Mohammad Asghar was added to Pakistan's squad as back-up for Yasir Shah. After the first Test, Hilton Cartwright was added to Australia's squad. Ashton Agar and Steve O'Keefe were added to Australia's squad for third Test with Nic Maddinson and Chadd Sayers being dropped. Mohammad Hafeez was added to Pakistan's ODI squad after the conclusion of the Test series. Mohammad Irfan left Pakistan's ODI squad after the death of his mother and was replaced by Junaid Khan. Sarfraz Ahmed also left Pakistan's squad after his mother was admitted into hospital. Mitchell Marsh and Chris Lynn were withdrawn from Australia's ODI squad due to injury, with Marcus Stoinis and Peter Handscomb replacing them respectively. Billy Stanlake was not included in Australia's squad for 5th ODI as he went to New Zealand for preparation ahead of the Chappell-Hadlee series.

==ODI series==
===5th ODI===

- Their openers came out with an aggressive mindset, looking to capitalize on the powerplay.

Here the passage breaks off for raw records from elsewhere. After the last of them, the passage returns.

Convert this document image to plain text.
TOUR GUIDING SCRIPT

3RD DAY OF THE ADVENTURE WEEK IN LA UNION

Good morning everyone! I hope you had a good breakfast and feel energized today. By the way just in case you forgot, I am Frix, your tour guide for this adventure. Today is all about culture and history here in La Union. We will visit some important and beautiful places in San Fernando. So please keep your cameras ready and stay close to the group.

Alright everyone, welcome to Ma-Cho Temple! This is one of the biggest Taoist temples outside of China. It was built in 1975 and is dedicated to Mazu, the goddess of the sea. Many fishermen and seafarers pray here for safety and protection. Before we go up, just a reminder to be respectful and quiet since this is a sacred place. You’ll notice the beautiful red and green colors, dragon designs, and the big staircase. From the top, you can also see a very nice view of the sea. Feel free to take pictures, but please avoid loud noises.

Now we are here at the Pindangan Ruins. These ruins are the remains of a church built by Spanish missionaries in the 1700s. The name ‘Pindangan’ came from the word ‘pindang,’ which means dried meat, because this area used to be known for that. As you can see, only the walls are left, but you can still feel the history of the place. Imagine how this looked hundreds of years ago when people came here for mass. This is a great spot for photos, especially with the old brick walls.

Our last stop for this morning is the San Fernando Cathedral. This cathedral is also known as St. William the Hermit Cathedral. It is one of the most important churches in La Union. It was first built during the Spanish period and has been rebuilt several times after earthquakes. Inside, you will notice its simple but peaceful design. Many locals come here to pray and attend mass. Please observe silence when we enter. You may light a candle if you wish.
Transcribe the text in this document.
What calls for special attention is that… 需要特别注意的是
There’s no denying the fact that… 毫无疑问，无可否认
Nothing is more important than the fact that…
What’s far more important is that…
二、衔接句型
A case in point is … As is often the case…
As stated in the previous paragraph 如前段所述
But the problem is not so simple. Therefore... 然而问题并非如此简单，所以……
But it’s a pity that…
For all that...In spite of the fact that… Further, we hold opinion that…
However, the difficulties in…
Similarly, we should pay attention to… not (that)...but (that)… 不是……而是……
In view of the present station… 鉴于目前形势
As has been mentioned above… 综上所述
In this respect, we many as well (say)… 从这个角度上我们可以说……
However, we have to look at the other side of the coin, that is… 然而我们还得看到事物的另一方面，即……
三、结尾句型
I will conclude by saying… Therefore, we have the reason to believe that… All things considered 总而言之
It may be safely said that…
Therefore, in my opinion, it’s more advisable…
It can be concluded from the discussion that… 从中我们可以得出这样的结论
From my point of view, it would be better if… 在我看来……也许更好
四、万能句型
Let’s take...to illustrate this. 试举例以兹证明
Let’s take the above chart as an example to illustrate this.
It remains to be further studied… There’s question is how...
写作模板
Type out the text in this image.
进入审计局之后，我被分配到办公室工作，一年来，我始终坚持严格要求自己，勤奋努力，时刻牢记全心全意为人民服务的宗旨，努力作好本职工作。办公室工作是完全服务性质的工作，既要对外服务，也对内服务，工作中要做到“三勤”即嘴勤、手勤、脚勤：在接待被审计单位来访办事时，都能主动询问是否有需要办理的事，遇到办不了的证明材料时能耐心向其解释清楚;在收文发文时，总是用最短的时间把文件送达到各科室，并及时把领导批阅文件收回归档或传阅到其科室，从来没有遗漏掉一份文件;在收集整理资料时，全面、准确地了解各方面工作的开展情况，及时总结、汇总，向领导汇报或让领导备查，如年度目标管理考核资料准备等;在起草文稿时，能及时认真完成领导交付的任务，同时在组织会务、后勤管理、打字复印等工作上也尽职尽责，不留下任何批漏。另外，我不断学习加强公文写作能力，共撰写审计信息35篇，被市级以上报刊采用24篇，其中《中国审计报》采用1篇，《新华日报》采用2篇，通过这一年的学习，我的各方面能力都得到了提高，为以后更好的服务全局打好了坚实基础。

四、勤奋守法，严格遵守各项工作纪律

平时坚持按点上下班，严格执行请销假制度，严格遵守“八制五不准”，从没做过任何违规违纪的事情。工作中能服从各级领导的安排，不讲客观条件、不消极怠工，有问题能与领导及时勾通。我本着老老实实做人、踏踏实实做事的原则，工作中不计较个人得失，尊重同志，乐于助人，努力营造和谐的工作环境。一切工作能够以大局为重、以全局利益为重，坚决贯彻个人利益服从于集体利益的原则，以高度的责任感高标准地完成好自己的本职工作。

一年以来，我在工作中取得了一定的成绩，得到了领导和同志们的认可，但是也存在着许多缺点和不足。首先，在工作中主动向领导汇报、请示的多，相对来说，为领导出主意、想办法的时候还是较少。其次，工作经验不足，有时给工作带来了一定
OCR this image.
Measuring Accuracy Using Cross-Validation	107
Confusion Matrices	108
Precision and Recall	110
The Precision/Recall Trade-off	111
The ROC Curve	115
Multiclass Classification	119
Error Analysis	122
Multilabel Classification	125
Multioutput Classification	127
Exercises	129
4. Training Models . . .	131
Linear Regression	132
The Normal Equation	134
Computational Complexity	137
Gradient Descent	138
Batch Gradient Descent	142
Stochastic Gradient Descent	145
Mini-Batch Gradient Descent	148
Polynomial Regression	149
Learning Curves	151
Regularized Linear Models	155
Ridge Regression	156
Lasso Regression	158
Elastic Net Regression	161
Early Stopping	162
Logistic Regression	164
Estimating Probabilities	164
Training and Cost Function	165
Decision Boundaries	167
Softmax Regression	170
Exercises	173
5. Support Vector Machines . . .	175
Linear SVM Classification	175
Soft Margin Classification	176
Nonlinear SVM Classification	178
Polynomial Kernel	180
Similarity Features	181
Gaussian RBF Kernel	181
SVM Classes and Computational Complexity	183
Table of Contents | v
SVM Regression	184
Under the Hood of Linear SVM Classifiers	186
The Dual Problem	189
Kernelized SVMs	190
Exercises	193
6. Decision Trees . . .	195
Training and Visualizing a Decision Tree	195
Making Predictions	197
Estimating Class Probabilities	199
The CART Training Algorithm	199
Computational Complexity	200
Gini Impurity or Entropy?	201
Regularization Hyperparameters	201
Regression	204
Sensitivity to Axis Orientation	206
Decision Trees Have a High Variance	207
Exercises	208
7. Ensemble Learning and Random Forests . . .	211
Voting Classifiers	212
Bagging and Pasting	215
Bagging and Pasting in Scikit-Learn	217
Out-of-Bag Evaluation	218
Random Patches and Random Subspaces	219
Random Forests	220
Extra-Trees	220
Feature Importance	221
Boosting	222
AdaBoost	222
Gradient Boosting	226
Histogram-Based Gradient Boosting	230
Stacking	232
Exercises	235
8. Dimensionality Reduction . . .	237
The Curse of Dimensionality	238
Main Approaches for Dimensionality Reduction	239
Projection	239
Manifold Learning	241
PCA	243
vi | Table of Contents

Usman Khan was the star of the opening overs, hammering boundaries all over the park. Australia Won by 13 Runs

- In 2016–17, the Pakistan cricket team toured Australia, playing three Test matches and five One-Day Internationals (ODIs). It was a challenging series for Pakistan in which Australia won the Test series 3-0 and the ODI series 4-1. Pakistan's players struggled on Australia's fast pitches, although there were some standout performances, such as Azhar Ali and Sharjeel Khan's brilliant batting.